At one point I thought about building this out more, so I'm glad to see someone is taking this on more seriously.
Happy to hear that an you thought to build this translation service even for early development! It's usually an after thought at the companies we've talked to, and an expensive one too.
If you can produce a minidump you can send it to Sentry and have it stackwalked on the server. Breakpad/Crashpad can produce such dumps for you. We do not have coredumps yet but that could be added if there is demand.

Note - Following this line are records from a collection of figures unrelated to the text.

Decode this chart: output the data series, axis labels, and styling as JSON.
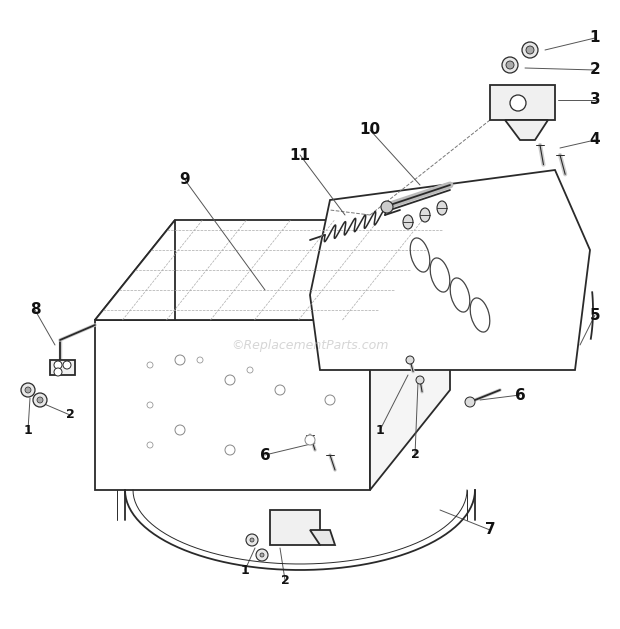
{
  "background_color": "#ffffff",
  "watermark": "©ReplacementParts.com",
  "watermark_color": "#bbbbbb",
  "watermark_fontsize": 9,
  "label_fontsize": 9,
  "label_fontsize_large": 11,
  "label_color": "#111111",
  "line_color": "#2a2a2a",
  "line_color_light": "#777777",
  "dash_color": "#555555"
}
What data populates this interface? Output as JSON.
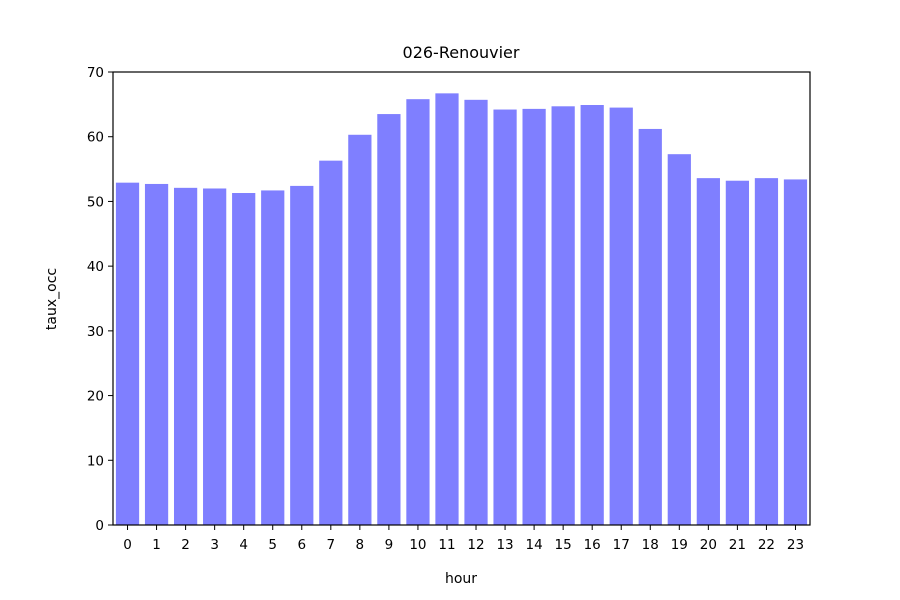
{
  "chart_data": {
    "type": "bar",
    "title": "026-Renouvier",
    "xlabel": "hour",
    "ylabel": "taux_occ",
    "categories": [
      "0",
      "1",
      "2",
      "3",
      "4",
      "5",
      "6",
      "7",
      "8",
      "9",
      "10",
      "11",
      "12",
      "13",
      "14",
      "15",
      "16",
      "17",
      "18",
      "19",
      "20",
      "21",
      "22",
      "23"
    ],
    "values": [
      52.9,
      52.7,
      52.1,
      52.0,
      51.3,
      51.7,
      52.4,
      56.3,
      60.3,
      63.5,
      65.8,
      66.7,
      65.7,
      64.2,
      64.3,
      64.7,
      64.9,
      64.5,
      61.2,
      57.3,
      53.6,
      53.2,
      53.6,
      53.4
    ],
    "ylim": [
      0,
      70
    ],
    "yticks": [
      0,
      10,
      20,
      30,
      40,
      50,
      60,
      70
    ],
    "bar_color": "#7f7fff",
    "grid": false,
    "legend": "none"
  }
}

One challenge with embedded devices (i.e ARM Cortex-Ms) is that it is not always safe/viable to try and grab the thread contexts at the time of crash. These MCUs have none or very limited support for memory management (a MPU at best), the OS/application state usually lives in the same RAM area, and the stack dealing with exception handling is usually quite small. For these reasons, it's usually desirable to grab a very simple memory dump and offload as much of the processing as possible to the server. The "core dump" format that is used for linux is saved as an ELF with a few special PT_NOTE sections to convey thread information. This would be hard to generate on most embedded devices. The coredump we collect for embedded devices is closer to a mini-dump. It is basically just a raw memory dump and the current register state on the device. On the server side, we recover the thread contexts and backtraces by using the debug symbols, the RAM capture, and analyzers for the RTOS that was used (i.e FreeRTOS, Zephyr, ThreadX, Mbed OS)
For the last products I have touched, this would probably be the toughest part- abstracting/reimplementing whatever mechanism the device is already using to communicate with something that may have internet access (USB, UART, Bluetooth, LoRa) and tying in that end (mobile/desktop/connected device).

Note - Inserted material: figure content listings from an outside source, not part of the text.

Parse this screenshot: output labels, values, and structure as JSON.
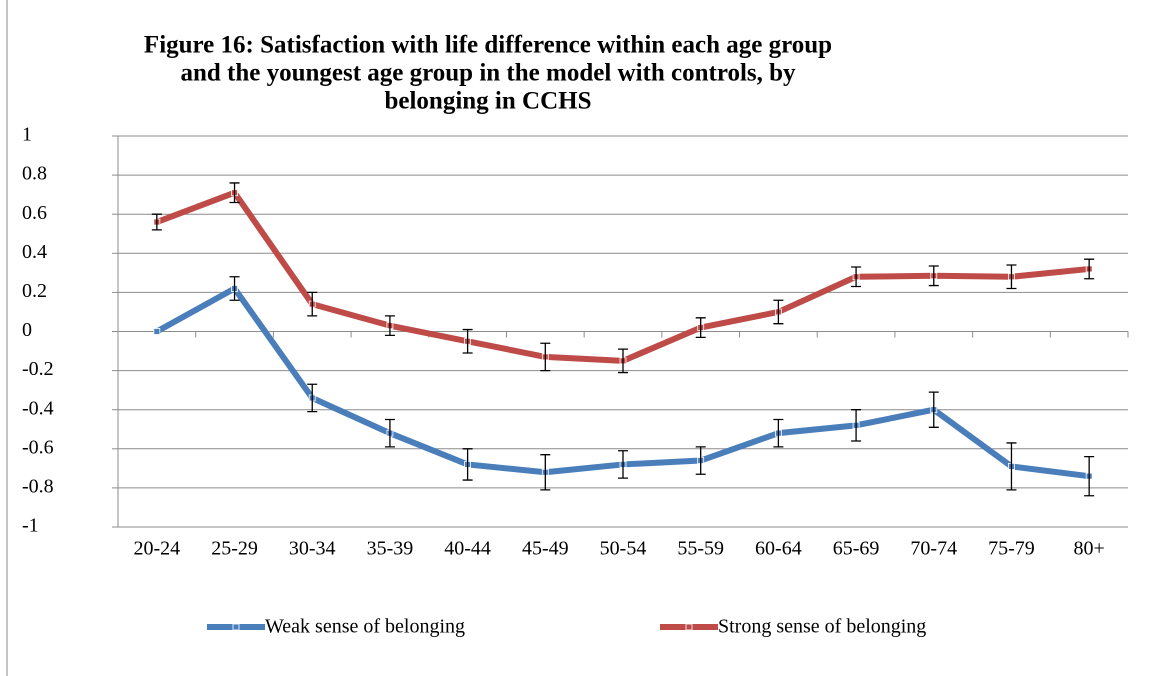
{
  "chart_data": {
    "type": "line",
    "title_lines": [
      "Figure 16: Satisfaction with life difference within each age group",
      "and the youngest age group in the model with controls, by",
      "belonging in CCHS"
    ],
    "categories": [
      "20-24",
      "25-29",
      "30-34",
      "35-39",
      "40-44",
      "45-49",
      "50-54",
      "55-59",
      "60-64",
      "65-69",
      "70-74",
      "75-79",
      "80+"
    ],
    "series": [
      {
        "name": "Weak sense of belonging",
        "color": "#4a7ebb",
        "values": [
          0,
          0.22,
          -0.34,
          -0.52,
          -0.68,
          -0.72,
          -0.68,
          -0.66,
          -0.52,
          -0.48,
          -0.4,
          -0.69,
          -0.74
        ],
        "errors": [
          null,
          0.06,
          0.07,
          0.07,
          0.08,
          0.09,
          0.07,
          0.07,
          0.07,
          0.08,
          0.09,
          0.12,
          0.1
        ]
      },
      {
        "name": "Strong sense of belonging",
        "color": "#be4b48",
        "values": [
          0.56,
          0.71,
          0.14,
          0.03,
          -0.05,
          -0.13,
          -0.15,
          0.02,
          0.1,
          0.28,
          0.285,
          0.28,
          0.32
        ],
        "errors": [
          0.04,
          0.05,
          0.06,
          0.05,
          0.06,
          0.07,
          0.06,
          0.05,
          0.06,
          0.05,
          0.05,
          0.06,
          0.05
        ]
      }
    ],
    "ylim": [
      -1,
      1
    ],
    "yticks": [
      -1,
      -0.8,
      -0.6,
      -0.4,
      -0.2,
      0,
      0.2,
      0.4,
      0.6,
      0.8,
      1
    ],
    "grid": true,
    "legend": "bottom"
  }
}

Here's a high level overview on how we deal with it: let's say you have a device connected via UART to a Linux box with WiFi.
1. When an error occurs, the Memfault library collects all the needed information and saves a packed error_report_t in a circular buffer in non-volatile storage (say, flash).
2. When connectivity is available, your code calls our SDK and says "hey, can you give us N bytes of data to send". If Memfault has data in the circular buffer, it returns a chunk of N bytes. Otherwise it returns false.
3. You use your transport to send the N bytes packet to the Linux system.
4. Your code on the Linux box calls the Memfault Gateway SDK to tell it you've received N bytes of Memfault code.
5. The Memfault Gateway SDK recombines packets into error_report_t and HTTP POST-s them to our backend.
Does that make sense? Happy to talk about it in more details.
Best of luck with the launch!
Would love one on bootloader/firmware updates.